We have verified all the hypotheses of the mountain pass theorem. It follows that \(\mathcal{E}\) has a nontrivial critical point u. Thus, for all \(v\in W^{1,p}_{0}(\varOmega )\),
$$ \int _{\varOmega }a\bigl( \vert \nabla u \vert ^{2}\bigr) \nabla u\nabla v\,dx=\lambda \int _{\varOmega }a\bigl(u^{2}\bigr)uv\,dx + \int _{\varOmega }h(u)v\,dx. $$
Taking \(v=u^{-}\) as a test function, we obtain
$$ \int _{\varOmega }a\bigl( \vert \nabla u \vert ^{2}\bigr) \bigl\vert \nabla u^{-} \bigr\vert ^{2}\,dx-\lambda \int _{\varOmega }a\bigl(u^{2}\bigr) \bigl\vert u^{-} \bigr\vert ^{2}\,dx=0. $$
Finally, by (8) and since \(\lambda <\varLambda \), we conclude that \(u^{-}=0\), hence \(u\geq 0\). This means that \(h(u)=u^{q-1}\), so u is a solution of problem (6).
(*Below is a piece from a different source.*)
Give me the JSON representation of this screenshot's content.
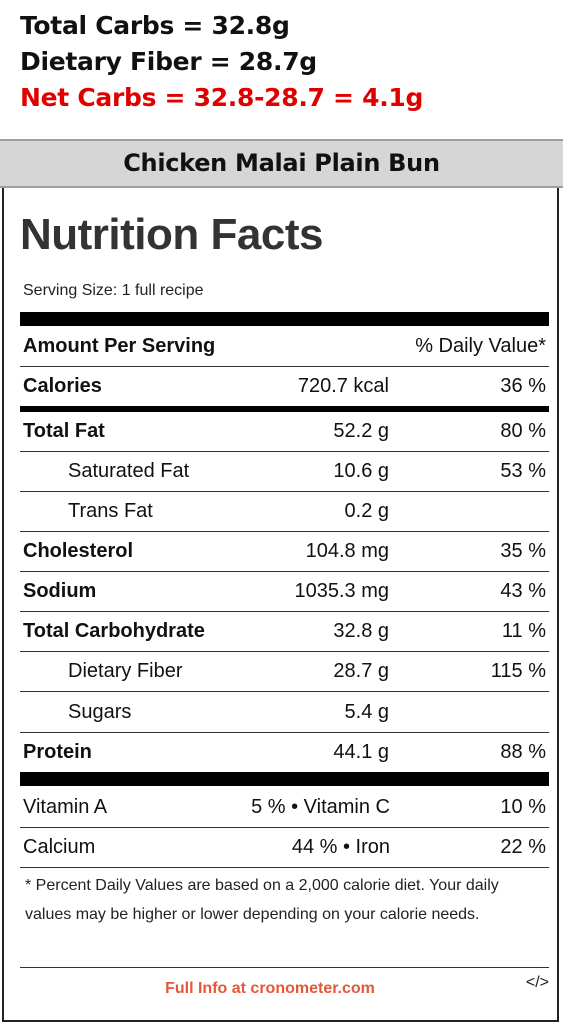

It remains to show that \(u>0\) in Ω. For this purpose, we observe that relations (4) and (7) imply that the hypotheses of the generalized maximum principle of Pucci and Serrin [13] are fulfilled. We conclude that \(u>0\) in Ω.